Jockum Nordström Press Release
September 8—October 14, 2006
Opening on September 8, 2006, David Zwirner is pleased to present a solo exhibition of new work by Swedish artist Jockum Nordström. The artist recently exhibited at the Wexner Center for the Arts, Columbus, OH; The Museum of Modern Art, New York, NY; Liljevalchs Konsthall, Stockholm, Sweden; the Tate Modern in London, England; and the Moderna Museet in Stockholm, Sweden. This will be Nordström's fourth exhibition at the gallery and will take place at the 525 West 19th Street space.
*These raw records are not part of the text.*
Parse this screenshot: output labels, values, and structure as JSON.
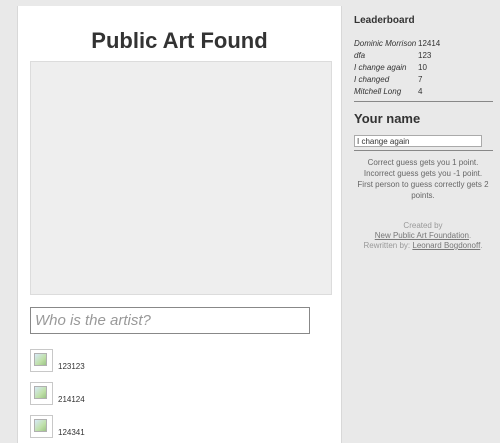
{
  "main": {
    "title": "Public Art Found",
    "guess_placeholder": "Who is the artist?",
    "guesses": [
      {
        "label": "123123"
      },
      {
        "label": "214124"
      },
      {
        "label": "124341"
      }
    ]
  },
  "sidebar": {
    "leaderboard_heading": "Leaderboard",
    "leaderboard": [
      {
        "name": "Dominic Morrison",
        "score": "12414"
      },
      {
        "name": "dfa",
        "score": "123"
      },
      {
        "name": "I change again",
        "score": "10"
      },
      {
        "name": "I changed",
        "score": "7"
      },
      {
        "name": "Mitchell Long",
        "score": "4"
      }
    ],
    "your_name_heading": "Your name",
    "name_value": "I change again",
    "rules": [
      "Correct guess gets you 1 point.",
      "Incorrect guess gets you -1 point.",
      "First person to guess correctly gets 2",
      "points."
    ],
    "credits": {
      "created_by": "Created by",
      "foundation_link": "New Public Art Foundation",
      "period": ".",
      "rewritten_by": "Rewritten by: ",
      "author_link": "Leonard Bogdonoff",
      "trailing_period": "."
    }
  }
}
Elegantly constructed, Nordström's settings are often frighteningly benign, yet they allude to decisive themes: manual labor, overt sexuality, and everyday social dynamics. The exhibition will include several collages as well as a number of new works on paper. Each of the works offers a glimpse of an eerily private encounter or a sinister tryst.
In Nordström's newest works, the compositions are airy with an emphasis on negative space. In Pawn Broker (2006), a diptych in graphite, the left half depicts a carefully-composed room of midcentury furniture. On the right, a well-dressed man waits patiently, smoking, pensively facing the viewer. In the collage Things are Beginning to Hum (2006), two concurrent mini-narratives take place within a cinematic format. Figures wander amidst angular tables and chairs on one side; a woman waits on all fours for a possible spanking on the other, perhaps suggesting that the viewer is also a voyeur. In some of the works, furniture or buildings occupy figurative space, hinting toward a pseudo-linear narrative yet never quite divulging the details. The artist's ability to capture subtle human emotion is evident in his careful renderings of faces and expressions, and his tendency to erase and reform sections gives the work a vaguely nostalgic quality.
Nordström’s work explores the subject of modern day alienation. By treating this as a given, however, and accepting it without protest, the artist is able to access his imaginative world very elaborately. (Dorothy Spears, 2003).